“Art Institute of Chicago II, Chicago 1990” di Thomas Struth

Thomas Struth è considerato uno degli artisti più influenti e famosi del sistema arte contemporanea, nonché esponente di spicco di quella che viene definita Scuola di Düsseldorf.

Il fotografo tedesco frequenta la Kunstakademie a partire dall’autunno del 1973 e dopo una prima esperienza nella classe di pittura di Gerhard Richter, decide di dedicarsi alla fotografia. Inizia così a seguire le lezioni dei coniugi Becher.

Ben presto il suo sguardo “oggettivo” apre la strada a un vero e proprio rinnovamento della fotografia che ne decreta il suo ingresso a pieno titolo nell’arte contemporanea.


Art Institute of Chicago II, Chicago 1990”, è un’opera tratta dalla sua prima serie di fotografie museali, il lavoro forse più noto e acclamato, in cui Struth esamina la dinamica spettatore-opera all’interno di istituzioni culturali.

Soltanto in apparenza sembra di essere di fronte a istantanee casuali scattate di nascosto ai visitatori, mentre vagano tra le sale espositive. In realtà, si tratta di immagini estremamente intenzionali. Servendosi di una fotocamera di grande formato, Struth trascorre ore, o addirittura giorni, prima dello scatto decisivo.


Dal punto di vista compositivo, il rigore con il quale è costruita questa immagine, ben rappresenta la precisione maniacale dell’artista.

Struth e Caillebotte

Siamo di fronte a una struttura estremamente curata, in cui gli ingombri del frame vengono divisi in tre porzioni distinte. Il primo piano, con l’opera “Rue de Paris, temps de pluie“ di Gustave Caillebotte e le persone che osservano la tela e il secondo piano, i due ambienti separati dal blocco centrale.

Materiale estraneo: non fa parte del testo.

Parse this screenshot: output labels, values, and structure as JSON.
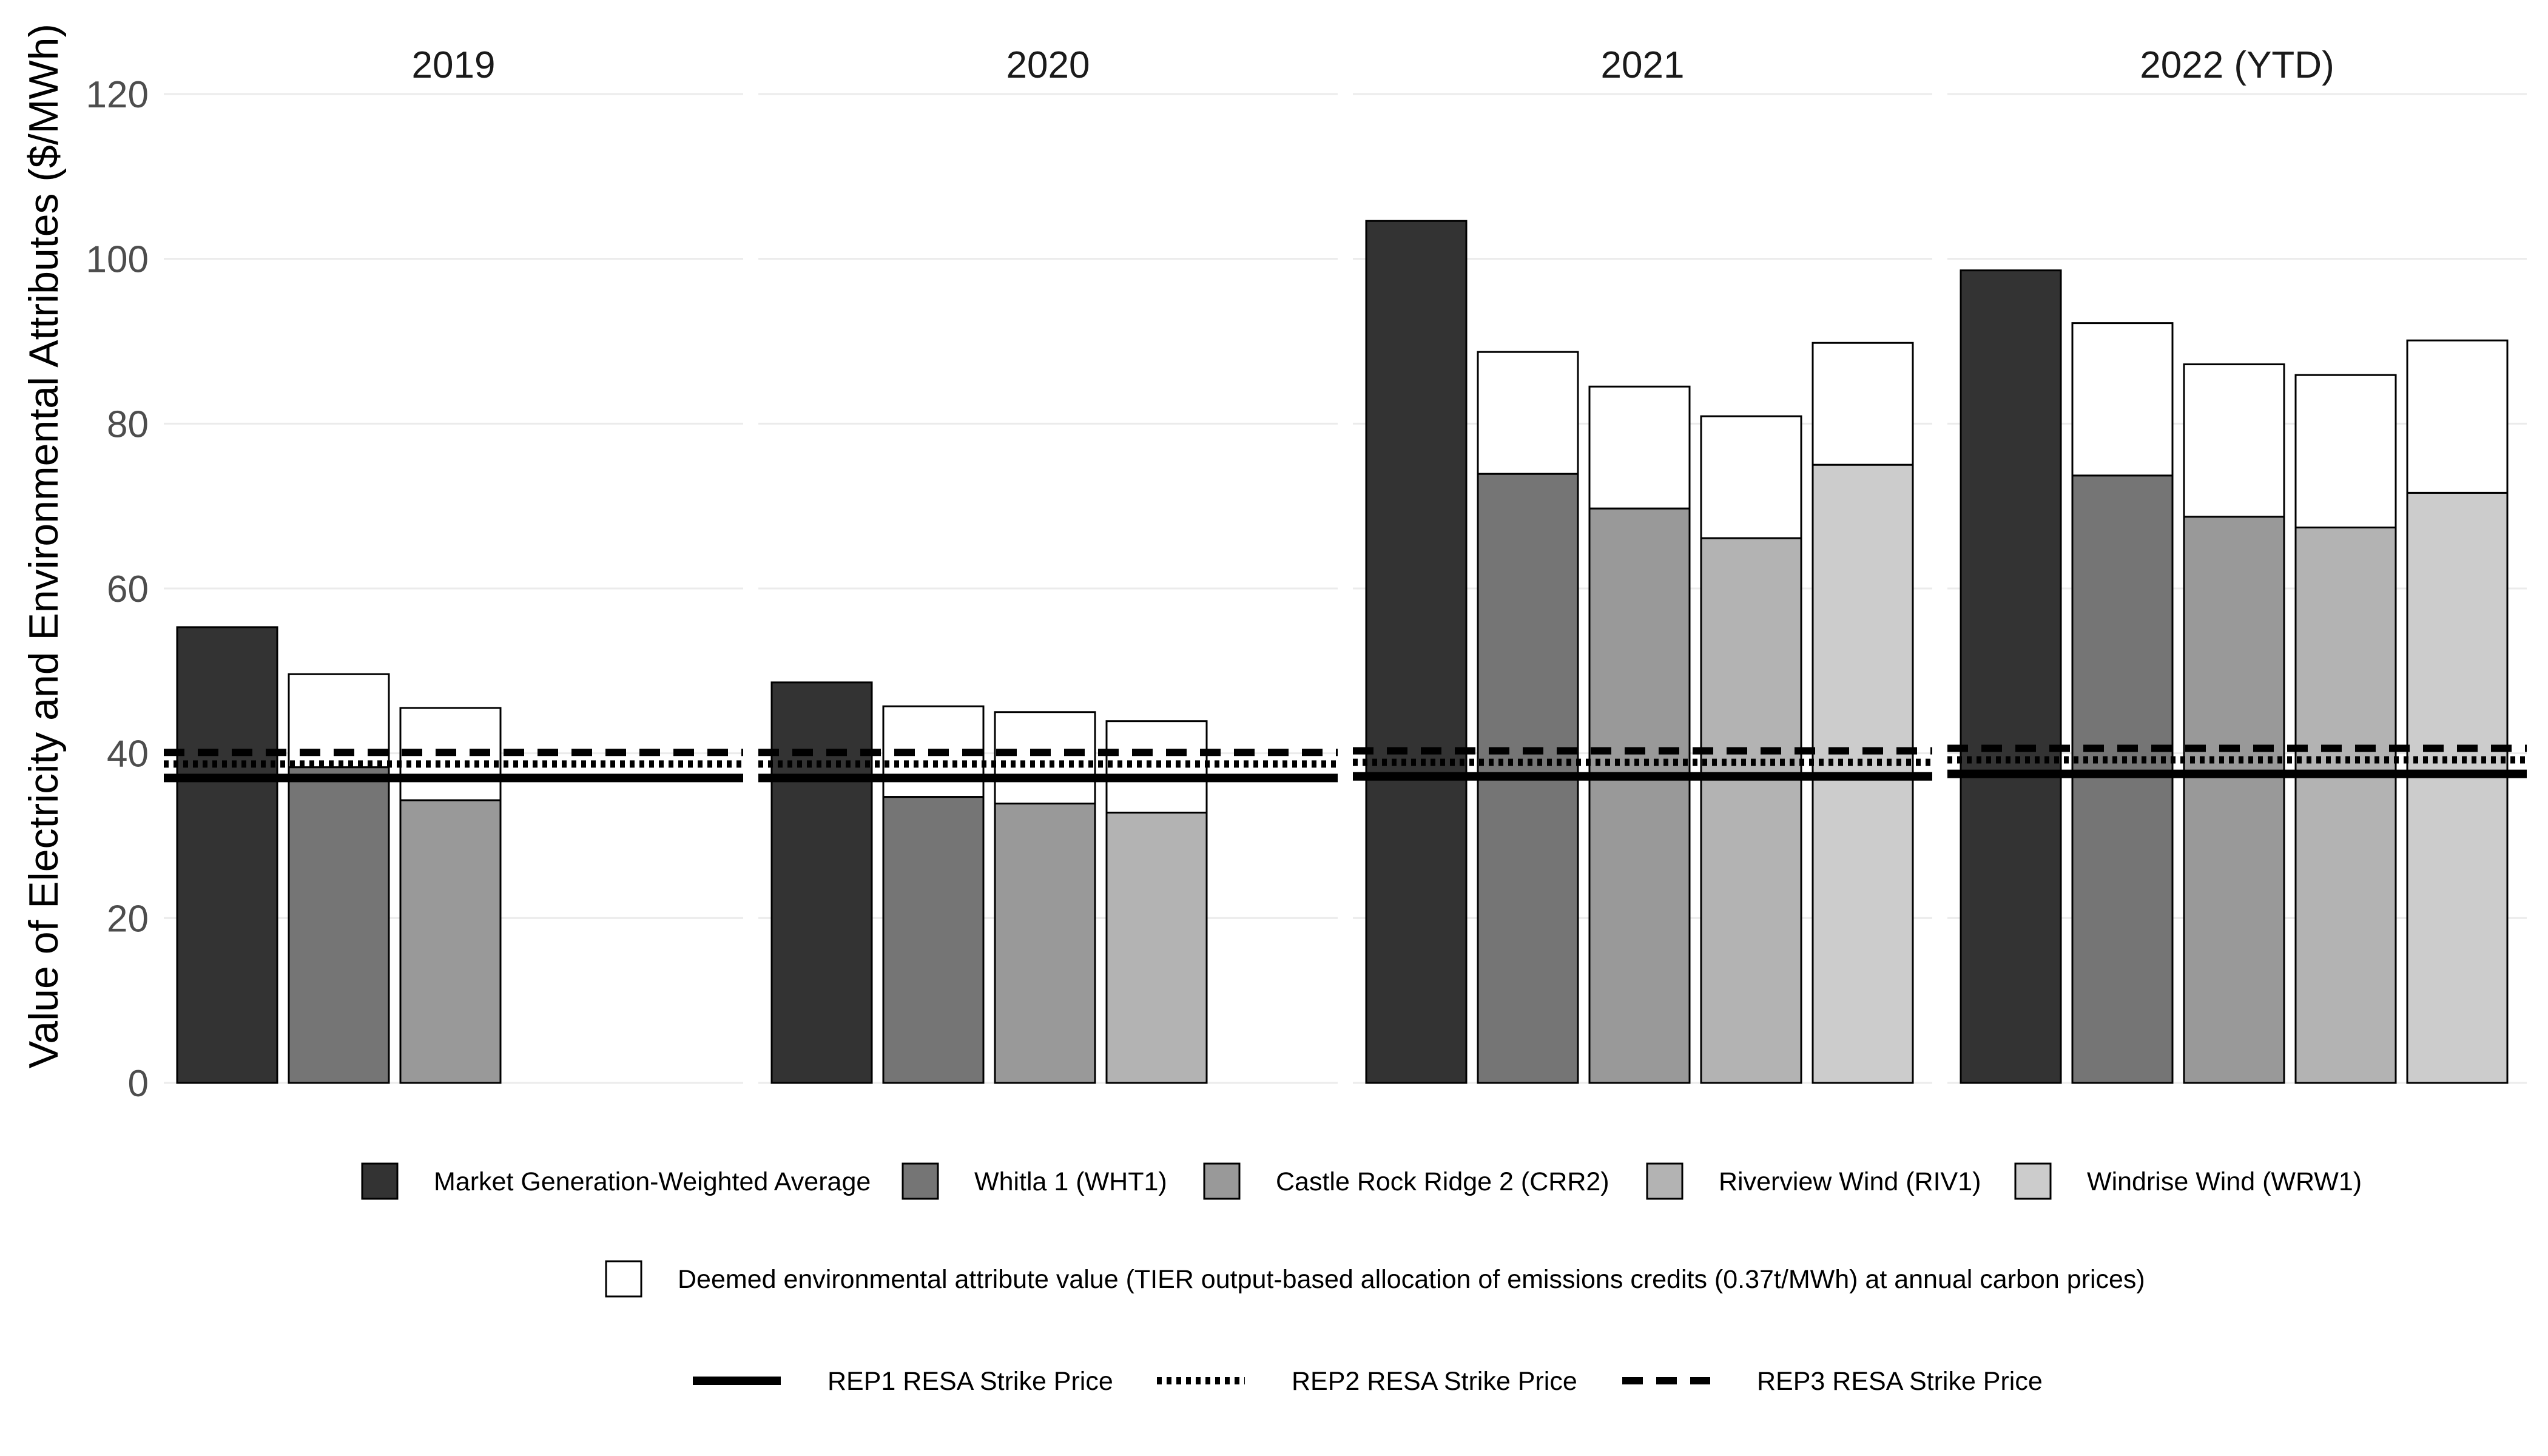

L’inquadratura è inoltre perfettamente divisa in due dal piccolo palo centrale che sembra continuare all’interno del quadro stesso con il lampione che, a sua volta, taglia in due il dipinto.

Soffermiamoci ora sui due spettatori in primo piano, che occupano ognuno la metà del blocco centrale.

A destra una ragazza con le mani dietro la schiena sembra incrociare lo sguardo dei due soggetti principali del quadro, che danno l’impressione di avanzare, uscire dalla rappresentazione pittorica e rompere la soglia tra realtà e finzione.

A sinistra, invece, assistiamo a un moto invertito con la donna con il passeggino che sta per addentrarsi tra le vie di una Parigi fine ottocento. L’abito a scacchi riprende la geometria sfumata del selciato bagnato dipinto da Caillebotte.

Tutto sembra funzionare alla perfezione in un gioco di rimandi e l’espediente del “frame within a frame”, unito all’atteggiamento dei visitatori della sala alza definitivamente il velo, rompendo il confine tra pittura e fotografia.

Lo spettatore è invitato a entrare in questa rappresentazione stratificata. “Nel mio lavoro museale, volevo connettermi con i dipinti che ho scelto in un modo particolare, fotografando gruppi di visitatori corrispondenti alle figure nei dipinti che ho fotografato“, ha affermato Struth nel corso di un’ intervista.

Un modo per estendere lo spazio e il tempo della visione e aggiungere un nuovo livello all’esperienza visiva. Un gioco di rimandi e di assonanze che rendono quest’opera e le altre della serie realizzata nei musei, un punto di svolta della fotografia come arte contemporanea.